Question: Can I legally avoid probate fees in my province?

Answer: Yes, through structures that move assets outside the estate. Naming beneficiaries directly on RRSPs, RRIFs, TFSAs, and life insurance removes those assets from the probate calculation. Holding property in joint tenancy with right of survivorship passes it directly to the surviving owner. In Quebec, a notarial will eliminates probate without restructuring anything. The trade-offs matter: joint tenancy with an adult child can trigger a deemed disposition on non-principal-residence property and expose the asset to that child's creditors or divorce. Beneficiary designations override the will, so they must be reviewed whenever family circumstances change.

Question: Do probate fees apply to the whole estate or only part of it?
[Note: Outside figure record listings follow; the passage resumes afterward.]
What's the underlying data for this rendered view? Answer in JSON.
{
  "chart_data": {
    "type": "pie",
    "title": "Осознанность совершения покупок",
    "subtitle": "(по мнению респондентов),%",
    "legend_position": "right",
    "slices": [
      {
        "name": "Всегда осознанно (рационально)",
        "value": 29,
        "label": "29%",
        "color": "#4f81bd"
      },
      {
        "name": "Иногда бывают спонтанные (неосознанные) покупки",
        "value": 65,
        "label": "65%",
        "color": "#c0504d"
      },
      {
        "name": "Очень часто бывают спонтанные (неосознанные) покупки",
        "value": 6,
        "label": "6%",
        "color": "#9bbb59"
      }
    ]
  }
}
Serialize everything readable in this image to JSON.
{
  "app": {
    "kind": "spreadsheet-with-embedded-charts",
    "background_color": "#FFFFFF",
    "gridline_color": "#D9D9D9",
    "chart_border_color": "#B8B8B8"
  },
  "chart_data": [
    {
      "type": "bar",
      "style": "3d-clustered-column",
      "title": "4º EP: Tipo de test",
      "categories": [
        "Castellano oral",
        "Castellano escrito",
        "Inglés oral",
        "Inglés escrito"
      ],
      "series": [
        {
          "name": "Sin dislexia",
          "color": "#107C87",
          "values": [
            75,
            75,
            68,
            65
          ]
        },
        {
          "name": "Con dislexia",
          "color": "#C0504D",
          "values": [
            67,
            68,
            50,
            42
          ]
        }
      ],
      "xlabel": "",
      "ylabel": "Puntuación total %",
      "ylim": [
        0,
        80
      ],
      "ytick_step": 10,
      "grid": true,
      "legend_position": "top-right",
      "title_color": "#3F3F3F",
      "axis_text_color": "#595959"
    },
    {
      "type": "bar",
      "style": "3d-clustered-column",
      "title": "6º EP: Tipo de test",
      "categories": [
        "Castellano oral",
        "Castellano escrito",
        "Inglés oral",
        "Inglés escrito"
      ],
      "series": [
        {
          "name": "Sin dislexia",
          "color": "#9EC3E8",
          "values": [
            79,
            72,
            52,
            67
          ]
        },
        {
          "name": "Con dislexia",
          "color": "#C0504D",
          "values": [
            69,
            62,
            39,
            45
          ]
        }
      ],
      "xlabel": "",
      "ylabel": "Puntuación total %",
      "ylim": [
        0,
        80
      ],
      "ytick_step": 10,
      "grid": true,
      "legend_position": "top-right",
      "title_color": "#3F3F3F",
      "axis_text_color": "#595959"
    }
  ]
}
Answer: Only to the assets that pass through the will — what lawyers call the estate that requires administration. Assets with a valid named beneficiary (registered plans, life insurance), assets held in joint tenancy, and assets in a trust all bypass probate. This is why two people with identical $1 million net worths can pay wildly different probate fees: someone whose wealth sits in a jointly owned home and beneficiary-designated RRSPs may pay almost nothing, while someone whose wealth sits in a sole-name non-registered account and a will-directed home pays the full provincial rate. Structure, not size, often drives the bill.

Question: Does where I own real estate affect which province's probate I pay?

Answer: Yes. Probate on real property is determined by the province where the property is located, while probate on personal property (investments, bank accounts, RRSPs) is determined by the province of the deceased's legal residence. A Quebec resident with a notarial will who owns a rental property in Ontario will still owe Ontario probate on that Ontario real estate — the notarial-will advantage applies only to Quebec-situs assets and to personal property of a Quebec-domiciled person. Owning real estate in more than one province requires a separate probate analysis for each, and sometimes a separate will per province; have an estate lawyer review the situs rules before relying on a single will.